Anyone can visit the collection, but, Noell says, “I want anybody with an internet connection to be able to see these works.” Toward that end, the UTSA has stepped up digitization efforts to get the majority of their older books—in particular the fragile, one-of-a-kind manuscript cookbooks—not just scanned but transcribed, so the contents are searchable. About half of the approximately 100 manuscript cookbooks have been digitized so far. While anyone can visit the collection, this global availability is a game-changer for not just students and scholars, but anyone interested in the development of Mexican and Mexican-American cuisine.

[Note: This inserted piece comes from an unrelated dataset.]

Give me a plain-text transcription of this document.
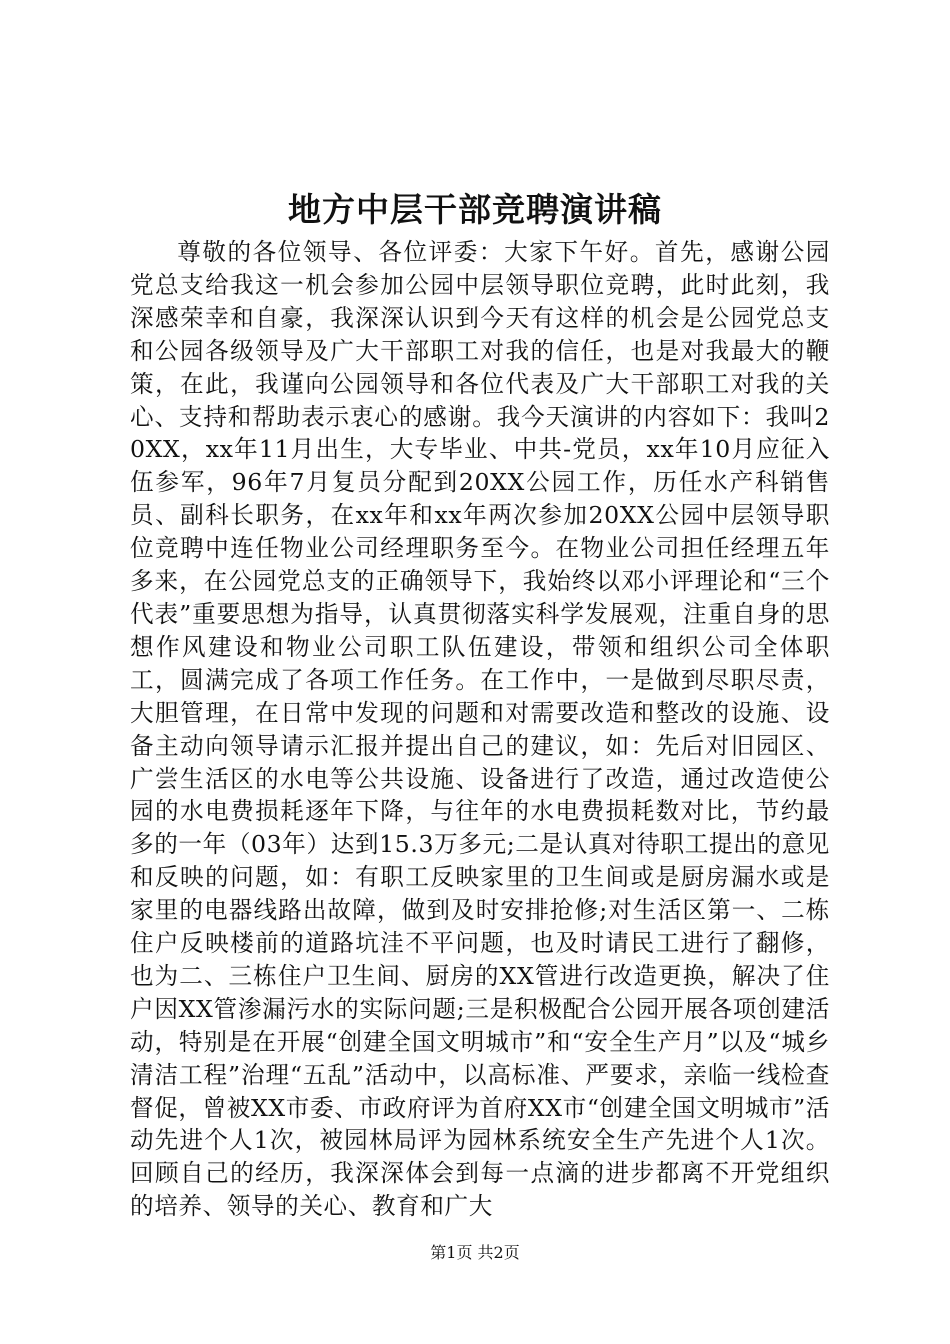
地方中层干部竞聘演讲稿

尊敬的各位领导、各位评委：大家下午好。首先，感谢公园党总支给我这一机会参加公园中层领导职位竞聘，此时此刻，我深感荣幸和自豪，我深深认识到今天有这样的机会是公园党总支和公园各级领导及广大干部职工对我的信任，也是对我最大的鞭策，在此，我谨向公园领导和各位代表及广大干部职工对我的关心、支持和帮助表示衷心的感谢。我今天演讲的内容如下：我叫20XX，xx年11月出生，大专毕业、中共-党员，xx年10月应征入伍参军，96年7月复员分配到20XX公园工作，历任水产科销售员、副科长职务，在xx年和xx年两次参加20XX公园中层领导职位竞聘中连任物业公司经理职务至今。在物业公司担任经理五年多来，在公园党总支的正确领导下，我始终以邓小评理论和“三个代表”重要思想为指导，认真贯彻落实科学发展观，注重自身的思想作风建设和物业公司职工队伍建设，带领和组织公司全体职工，圆满完成了各项工作任务。在工作中，一是做到尽职尽责，大胆管理，在日常中发现的问题和对需要改造和整改的设施、设备主动向领导请示汇报并提出自己的建议，如：先后对旧园区、广尝生活区的水电等公共设施、设备进行了改造，通过改造使公园的水电费损耗逐年下降，与往年的水电费损耗数对比，节约最多的一年（03年）达到15.3万多元;二是认真对待职工提出的意见和反映的问题，如：有职工反映家里的卫生间或是厨房漏水或是家里的电器线路出故障，做到及时安排抢修;对生活区第一、二栋住户反映楼前的道路坑洼不平问题，也及时请民工进行了翻修，也为二、三栋住户卫生间、厨房的XX管进行改造更换，解决了住户因XX管渗漏污水的实际问题;三是积极配合公园开展各项创建活动，特别是在开展“创建全国文明城市”和“安全生产月”以及“城乡清洁工程”治理“五乱”活动中，以高标准、严要求，亲临一线检查督促，曾被XX市委、市政府评为首府XX市“创建全国文明城市”活动先进个人1次，被园林局评为园林系统安全生产先进个人1次。回顾自己的经历，我深深体会到每一点滴的进步都离不开党组织的培养、领导的关心、教育和广大

第1页 共2页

“Aside from the treasure of the recipes, many of these [manuscript cookbooks] read like stories themselves,” says Rico Torres, chef and co-owner of San Antonio’s Mixtli, one of the country’s most acclaimed restaurants dedicated to progressive Mexican cuisine. “Often there’s a hint of longing for a dish from a faraway place. There was a recipe I came across that was an interesting take on paella, substituting saffron with poblano chile, and Spanish chorizo with local varieties from Puebla.”

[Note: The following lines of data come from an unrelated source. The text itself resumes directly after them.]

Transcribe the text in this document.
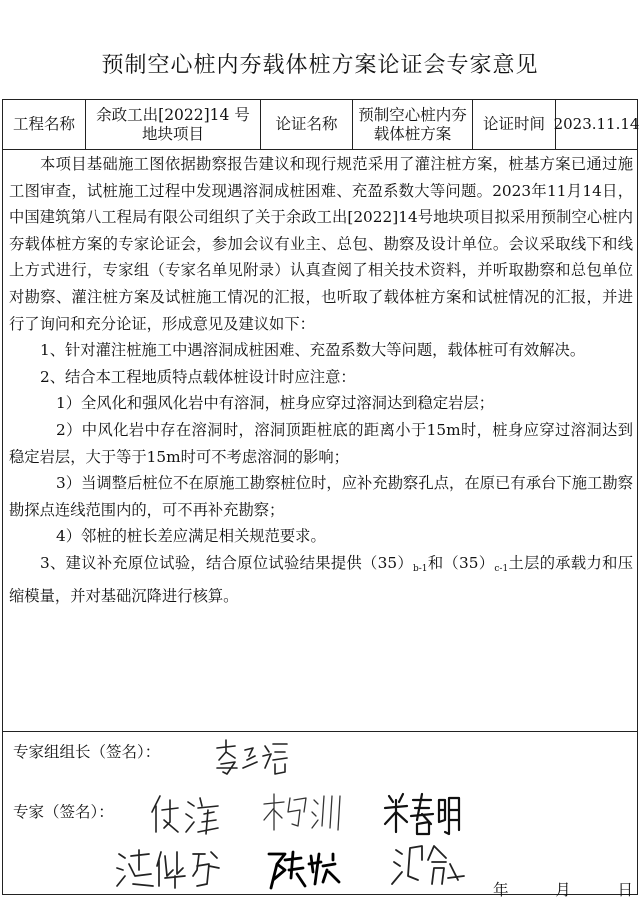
预制空心桩内夯载体桩方案论证会专家意见
工程名称
余政工出[2022]14 号地块项目
论证名称
预制空心桩内夯载体桩方案
论证时间 2023.11.14

本项目基础施工图依据勘察报告建议和现行规范采用了灌注桩方案，桩基方案已通过施工图审查，试桩施工过程中发现遇溶洞成桩困难、充盈系数大等问题。2023年11月14日，中国建筑第八工程局有限公司组织了关于余政工出[2022]14号地块项目拟采用预制空心桩内夯载体桩方案的专家论证会，参加会议有业主、总包、勘察及设计单位。会议采取线下和线上方式进行，专家组（专家名单见附录）认真查阅了相关技术资料，并听取勘察和总包单位对勘察、灌注桩方案及试桩施工情况的汇报，也听取了载体桩方案和试桩情况的汇报，并进行了询问和充分论证，形成意见及建议如下：

1、针对灌注桩施工中遇溶洞成桩困难、充盈系数大等问题，载体桩可有效解决。

2、结合本工程地质特点载体桩设计时应注意：

1）全风化和强风化岩中有溶洞，桩身应穿过溶洞达到稳定岩层；

2）中风化岩中存在溶洞时，溶洞顶距桩底的距离小于15m时，桩身应穿过溶洞达到稳定岩层，大于等于15m时可不考虑溶洞的影响；

3）当调整后桩位不在原施工勘察桩位时，应补充勘察孔点，在原已有承台下施工勘察勘探点连线范围内的，可不再补充勘察；

4）邻桩的桩长差应满足相关规范要求。

3、建议补充原位试验，结合原位试验结果提供$(35)_{b-1}$和$(35)_{c-1}$土层的承载力和压缩模量，并对基础沉降进行核算。

专家组组长（签名）：
专家（签名）：
年	月	日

Deciphering these densely written books is worth the effort for Mexican gastronomy obsessives. A close read of cookbooks from the late 18th and early 19th centuries shows vino de Parras appearing over and over again. It’s a reference to wine from the city of Parras in the state of Coahuila, the center of Mexican wine production even after winemaking was forbidden for everyone except clergy in 1699. The wine is offered as an alternative to both white and red wine (presumably imported from Spain) for cooking. It shows that this “forbidden” red wine was extremely common outside the church, and, as historical hearsay suggests, that it was light enough to stand in for wine of either color.
In the 1789 book, most of the “fancy” meat dishes include ingredients such as almonds, sesame seeds, raisins, cloves, and cinnamon, which—from our modern-day standpoint—seem like obvious precursors to the the flavorings added to mole. In the first published Mexican cookbooks of the 1830s, the same items are ground with dried chiles in recipes that read much like today’s mole recipes from Oaxaca and Puebla, but with names like mole gallego (Galician, of northwest Spain) and castellano (Castilian, of central Spain). The language used lends weight to the idea that mole sauces were intentional fusions of native and Spanish tastes, and that some of these luxury ingredients still weren’t considered Mexican, even 300 years post-Conquest.

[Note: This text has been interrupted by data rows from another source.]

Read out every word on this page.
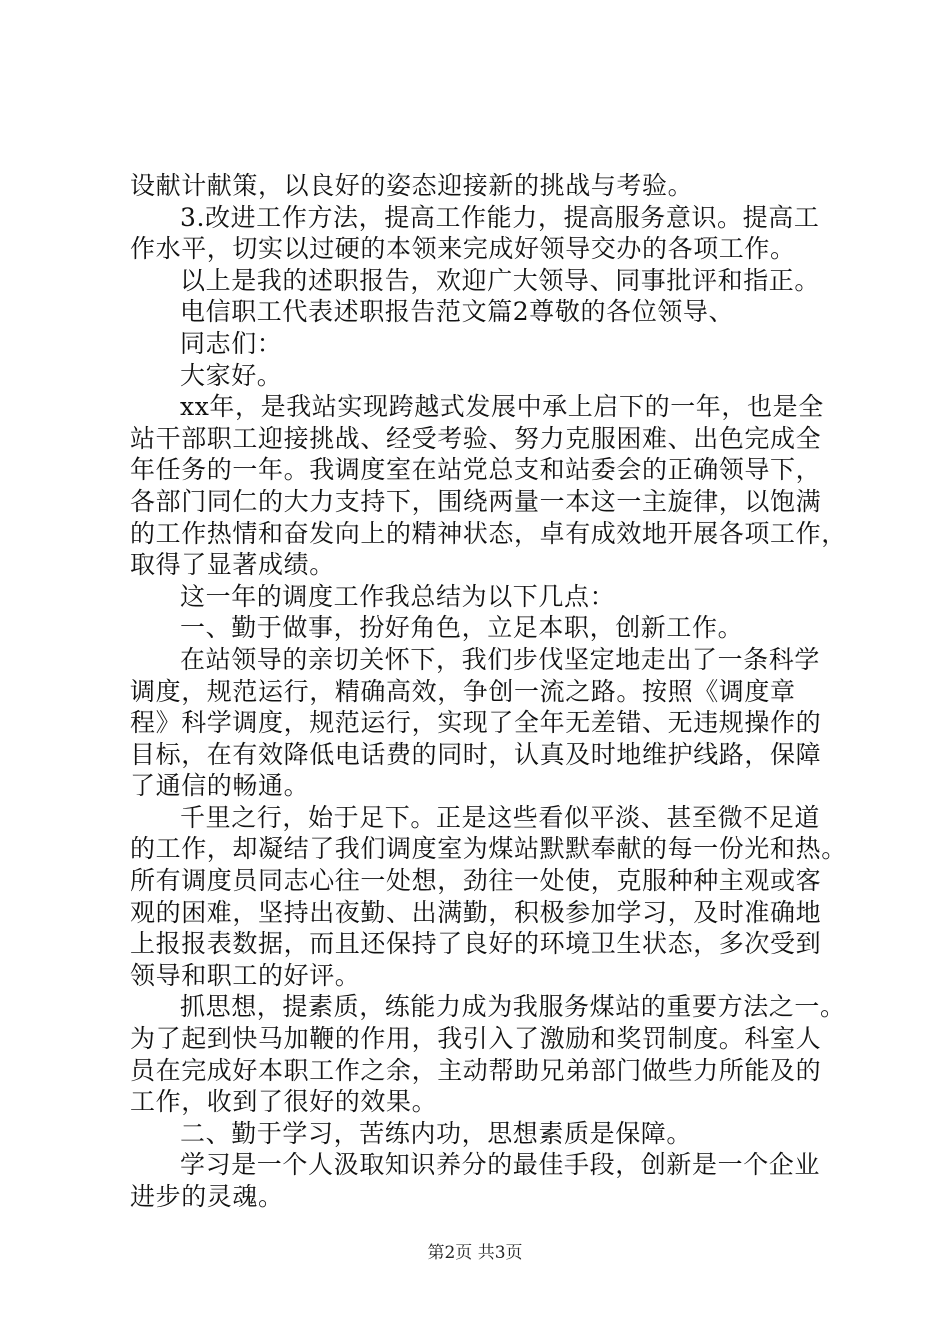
设献计献策，以良好的姿态迎接新的挑战与考验。
3.改进工作方法，提高工作能力，提高服务意识。提高工
作水平，切实以过硬的本领来完成好领导交办的各项工作。
以上是我的述职报告，欢迎广大领导、同事批评和指正。
电信职工代表述职报告范文篇2尊敬的各位领导、
同志们：
大家好。
xx年，是我站实现跨越式发展中承上启下的一年，也是全
站干部职工迎接挑战、经受考验、努力克服困难、出色完成全
年任务的一年。我调度室在站党总支和站委会的正确领导下，
各部门同仁的大力支持下，围绕两量一本这一主旋律，以饱满
的工作热情和奋发向上的精神状态，卓有成效地开展各项工作，
取得了显著成绩。
这一年的调度工作我总结为以下几点：
一、勤于做事，扮好角色，立足本职，创新工作。
在站领导的亲切关怀下，我们步伐坚定地走出了一条科学
调度，规范运行，精确高效，争创一流之路。按照《调度章
程》科学调度，规范运行，实现了全年无差错、无违规操作的
目标，在有效降低电话费的同时，认真及时地维护线路，保障
了通信的畅通。
千里之行，始于足下。正是这些看似平淡、甚至微不足道
的工作，却凝结了我们调度室为煤站默默奉献的每一份光和热。
所有调度员同志心往一处想，劲往一处使，克服种种主观或客
观的困难，坚持出夜勤、出满勤，积极参加学习，及时准确地
上报报表数据，而且还保持了良好的环境卫生状态，多次受到
领导和职工的好评。
抓思想，提素质，练能力成为我服务煤站的重要方法之一。
为了起到快马加鞭的作用，我引入了激励和奖罚制度。科室人
员在完成好本职工作之余，主动帮助兄弟部门做些力所能及的
工作，收到了很好的效果。
二、勤于学习，苦练内功，思想素质是保障。
学习是一个人汲取知识养分的最佳手段，创新是一个企业
进步的灵魂。
第2页 共3页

Many of the dishes at Mixtli, from several of their mole sauces to a recent dish of pickled mussels, were inspired by the university’s collection. “Having the UTSA Mexican Cookbook collection as one of our resources has been incredibly valuable to the message of our restaurant; to preserve, protect, and promote Mexican gastronomy,” says Torres.
Noell also stresses that “this collection is an attempt to preserve the culinary heritage of all of these different regions of Mexico and also of Mexican-Americans.” It traces the period when Mexico was New Spain and idealized European dishes, to the era after the second Mexican Revolution, when pride in native dishes took center stage. Earlier books have multi-day recipes, while later books prioritize convenience, including packaged and frozen foods. And throughout the centuries, the books are dessert-heavy.
Given that most of the southwestern U.S. was part of Mexico for centuries, the collection brings to life local culinary history as well. “Today we identify Tex-Mex with large goblets of margaritas and nachos, but the gastronomy of the Texas Mexican terroir predates political and national boundaries,” says Torres, noting that many of the ingredients mentioned in the cookbooks, such as maize, chiles, and nopal, are eaten on both sides of the border. As both a culinary resource and historical record, the UTSA Mexican cookbook collection shows how intertwined Mexico and the U.S. have always been, and continue to be.